Miss Eva stood at the door retrieving the children one by one, and looking as though she'd been run over twelve times by a Semi. I pretended to calmly wait my turn but could hear time ticking anxiously by like a stopwatch in my inner ears.
He was so excited to see me- I could tell by his face. But his first words to me were not "hi" or "I missed you" or anything of the kind, but rather- "I want my cup." That was just fine, though. I was so glad to see him I didn't care, but took his cup from his lunchbox and filled it to the brim at the first water fountain we came to.
We sat in the Florida heat in the car in the parking lot, air-conditioning on full blast but doors open, and he told me about his day. He told me he listened to a story about a tiger. He told me he met a little girl named Valerie, and that he made a puppet- showed me the puppet's eyes and yarn hair and body. "And these are his five legs," he laughed at his own sense of humor, at the anomaly he'd intentionally created.
Then I saw his mouth was bleeding and made him open it. A small chunk of his tongue was hanging and bleeding.
"Does your mouth hurt, Evan?"
"Nope," he sang.
"Are you sure,"I asked.
"I'm sure," he sang.
And my mind cooked up three or four scenarios as to how he got it and it pained me to not know. I had also noticed his eyelashes were dried together when I picked him up and though I didn't want to fixate on the negative since he hadn't mentioned it, I couldn't resist but eventually ask, "did you cry at all today?"
"Yes, I did."
"Why? What happened, sweetie?"
And then the following was very disjointed and some words took 6 times repeating before the sentences came out. He told me he had wanted me, missed me. He said I wasn't there and he didn't like me to not be there. He wanted me. School made him want me. "But then I listened to a story about a Tiger, and then YOU CAME!"
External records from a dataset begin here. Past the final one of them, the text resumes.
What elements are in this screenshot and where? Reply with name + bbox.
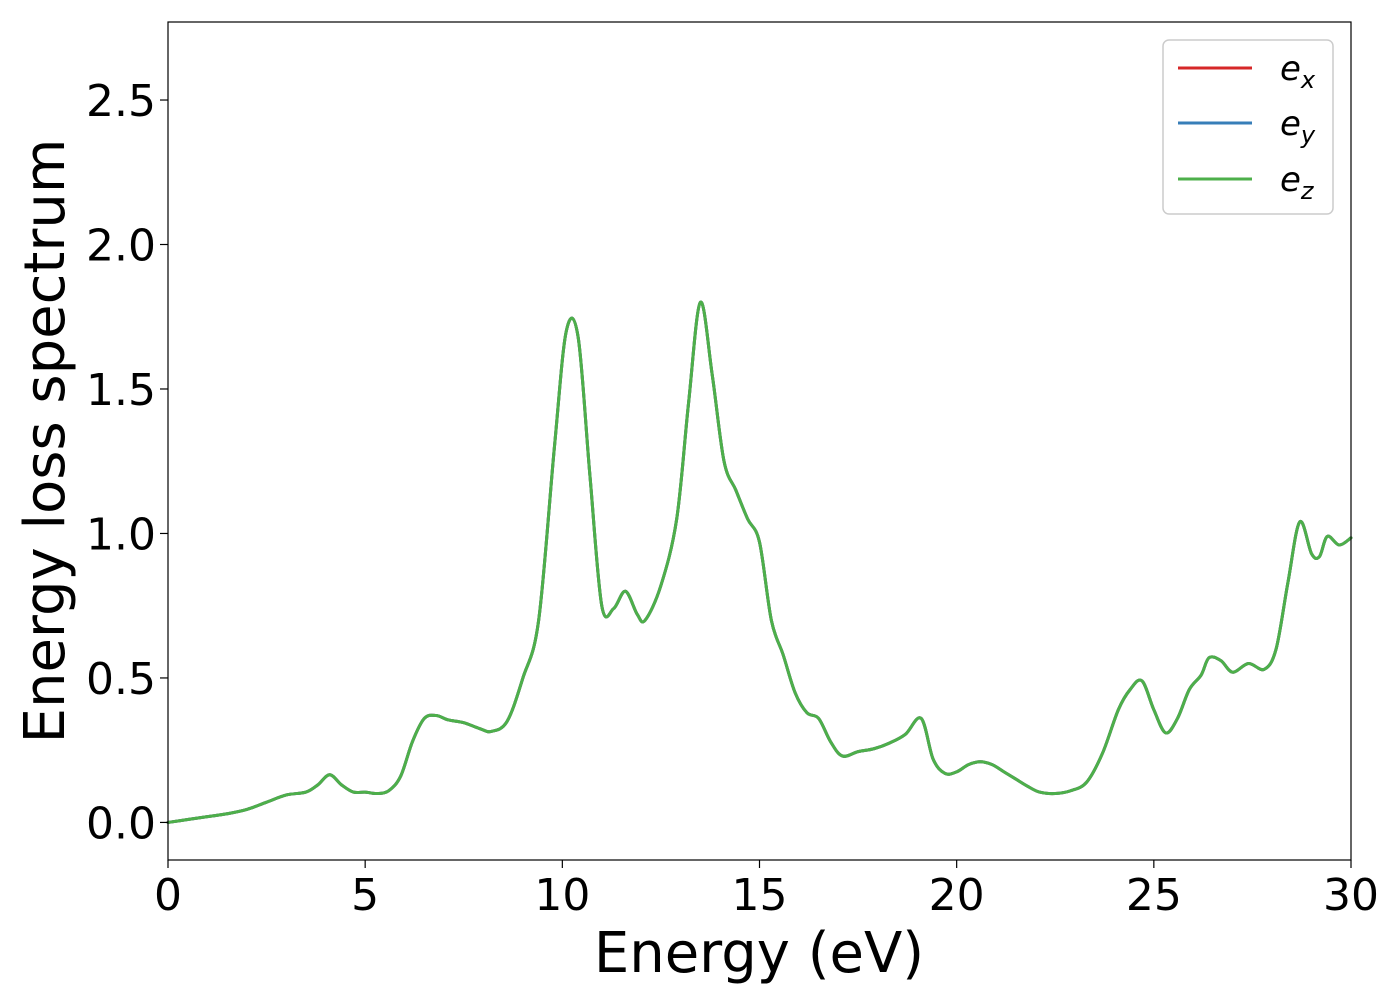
x-tick-label: 20 xyxy=(929,870,985,921)
legend-label-ez: ez xyxy=(1280,160,1315,205)
legend-entries: ex ey ez xyxy=(1178,49,1316,205)
y-tick-label: 2.0 xyxy=(86,221,156,272)
x-tick-label: 30 xyxy=(1323,870,1379,921)
y-tick-label: 1.0 xyxy=(86,509,156,560)
y-tick-label: 0.5 xyxy=(86,654,156,705)
legend-label-ex: ex xyxy=(1280,49,1316,94)
x-axis: 0 5 10 15 20 25 30 xyxy=(154,860,1379,921)
legend-box xyxy=(1162,39,1334,215)
series-layer xyxy=(166,300,1353,824)
y-tick-label: 2.5 xyxy=(86,76,156,127)
y-axis: 0.0 0.5 1.0 1.5 2.0 2.5 xyxy=(86,76,168,849)
series-line-ey xyxy=(166,300,1353,824)
x-tick-label: 0 xyxy=(154,870,182,921)
y-axis-label: Energy loss spectrum xyxy=(13,139,78,744)
y-tick-label: 0.0 xyxy=(86,798,156,849)
series-line-ez xyxy=(166,300,1353,824)
x-tick-label: 15 xyxy=(732,870,788,921)
y-tick-label: 1.5 xyxy=(86,365,156,416)
x-tick-label: 5 xyxy=(351,870,379,921)
x-tick-label: 25 xyxy=(1126,870,1182,921)
series-line-ex xyxy=(166,300,1353,824)
x-tick-label: 10 xyxy=(534,870,590,921)
x-axis-label: Energy (eV) xyxy=(594,921,924,986)
legend-label-ey: ey xyxy=(1280,104,1316,149)
legend: ex ey ez xyxy=(1162,39,1334,215)
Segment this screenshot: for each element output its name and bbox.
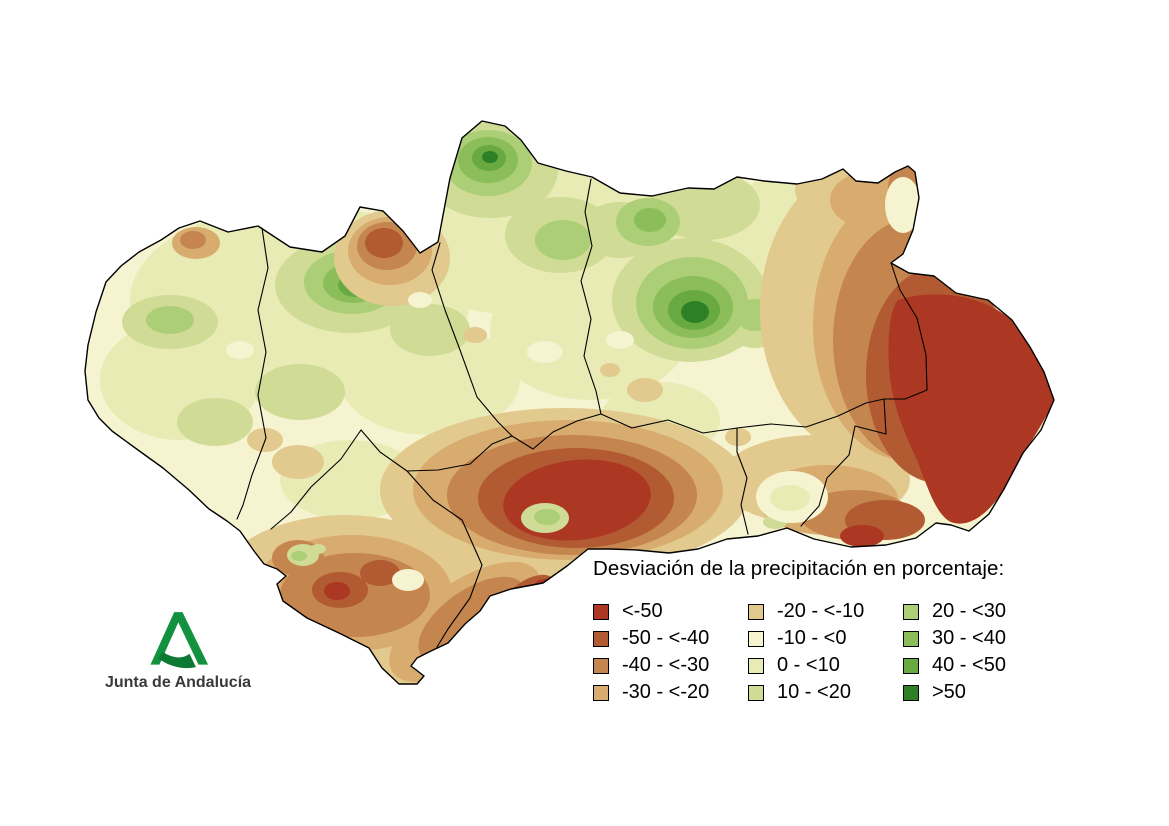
border-sevilla-cadiz: [270, 429, 362, 530]
legend-label: >50: [932, 681, 966, 703]
legend-swatch: [748, 657, 764, 674]
legend-row: -10 - <0: [748, 625, 903, 652]
legend-row: 40 - <50: [903, 652, 1058, 679]
legend-row: 30 - <40: [903, 625, 1058, 652]
legend-label: -20 - <-10: [777, 600, 865, 622]
legend-title: Desviación de la precipitación en porcen…: [593, 557, 1005, 580]
legend-label: -50 - <-40: [622, 627, 710, 649]
province-boundaries: [236, 178, 928, 648]
legend-swatch: [903, 657, 919, 674]
logo-a-shape: [150, 612, 209, 665]
legend-swatch: [748, 630, 764, 647]
legend-label: 10 - <20: [777, 681, 851, 703]
legend-row: -20 - <-10: [748, 598, 903, 625]
legend-row: -40 - <-30: [593, 652, 748, 679]
legend-row: 0 - <10: [748, 652, 903, 679]
legend-row: >50: [903, 679, 1058, 706]
legend-column-near-zero: -20 - <-10 -10 - <0 0 - <10 10 - <20: [748, 598, 903, 706]
border-huelva-sevilla: [236, 227, 269, 520]
legend-swatch: [593, 603, 609, 620]
legend-label: <-50: [622, 600, 663, 622]
border-cordoba-jaen: [580, 178, 602, 415]
legend-row: 20 - <30: [903, 598, 1058, 625]
border-granada-almeria: [800, 262, 928, 527]
legend-label: 30 - <40: [932, 627, 1006, 649]
junta-de-andalucia-logo: Junta de Andalucía: [98, 608, 258, 692]
legend-row: -30 - <-20: [593, 679, 748, 706]
map-legend: Desviación de la precipitación en porcen…: [593, 556, 1058, 706]
legend-swatch: [748, 684, 764, 701]
legend-label: -10 - <0: [777, 627, 847, 649]
junta-logo-mark: [150, 612, 209, 669]
legend-swatch: [903, 630, 919, 647]
border-malaga-sevilla: [406, 435, 513, 472]
legend-row: -50 - <-40: [593, 625, 748, 652]
border-granada-north: [511, 398, 885, 450]
legend-label: -30 - <-20: [622, 681, 710, 703]
contour-band-gt50: [482, 151, 709, 323]
legend-column-negative-extreme: <-50 -50 - <-40 -40 - <-30 -30 - <-20: [593, 598, 748, 706]
logo-a-swoosh: [158, 651, 196, 669]
contour-green-pockets-20-30: [291, 509, 560, 561]
legend-label: 40 - <50: [932, 654, 1006, 676]
contour-hole-tint: [770, 485, 810, 511]
junta-logo-text: Junta de Andalucía: [104, 674, 252, 691]
legend-column-positive: 20 - <30 30 - <40 40 - <50 >50: [903, 598, 1058, 706]
legend-swatch: [748, 603, 764, 620]
legend-row: <-50: [593, 598, 748, 625]
legend-row: 10 - <20: [748, 679, 903, 706]
legend-swatch: [903, 603, 919, 620]
border-sevilla-cordoba: [431, 242, 513, 437]
legend-columns: <-50 -50 - <-40 -40 - <-30 -30 - <-20: [593, 598, 1058, 706]
legend-label: 20 - <30: [932, 600, 1006, 622]
legend-swatch: [593, 657, 609, 674]
legend-label: 0 - <10: [777, 654, 840, 676]
legend-swatch: [903, 684, 919, 701]
border-cadiz-malaga: [360, 429, 483, 648]
legend-swatch: [593, 684, 609, 701]
border-malaga-granada: [736, 427, 749, 535]
legend-swatch: [593, 630, 609, 647]
legend-label: -40 - <-30: [622, 654, 710, 676]
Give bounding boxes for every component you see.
When I was in middle school I watched my dad perform some surgeries, one of them a total knee operation where he warned that there would be a loud crack as the bone split, like a tree cracking before it falls.
That's exactly what my heart sounded when Evan said these things to me in the heat of our car, through flushed cheeks and pink baby lips.
I held it together, though, and asked some questions and tried to reassure him that I would always pick him up. Eventually, after many questions and much patience, and from what I could gather, it seems he got thirsty or hungry near the end of class and tried to get his lunch box but was told not to. Then he was told to listen to a story and I would be there to get him in 10 minutes (this is what I'm piecing together.)
My friend Dana later asked her daughter what happened with Evan in class and was told he had been hungry. For all I know, judging by his tongue, he could've had a good cry over biting it during lunch... or maybe both. Maybe he bit his tongue having the fit. I'll have to ask his teachers tomorrow. But let me tell you Dana got A LOT more information out of Aubrey than I did from Evan. She got a whole song, verse by verse. A song that involved subtraction.
And somewhere therein lies the difference between males and females. Somewhere therein is the secret as to why Shaun thought it was funny to scare me with a prank at lunch, telling me I was ten minutes late to get Evan (and also providing a mental picture of him sitting alone on the steps with his lunch box waiting for me,) while I don't think it's funny at all. Therein lies the reason he can laugh about these milestones while I get choked up over the sight of Evan's name written on a red apple cut out of construction paper and pasted to a classroom door. That apple might as well be my heart pinned to the heavy wooden door. My bleeding heart.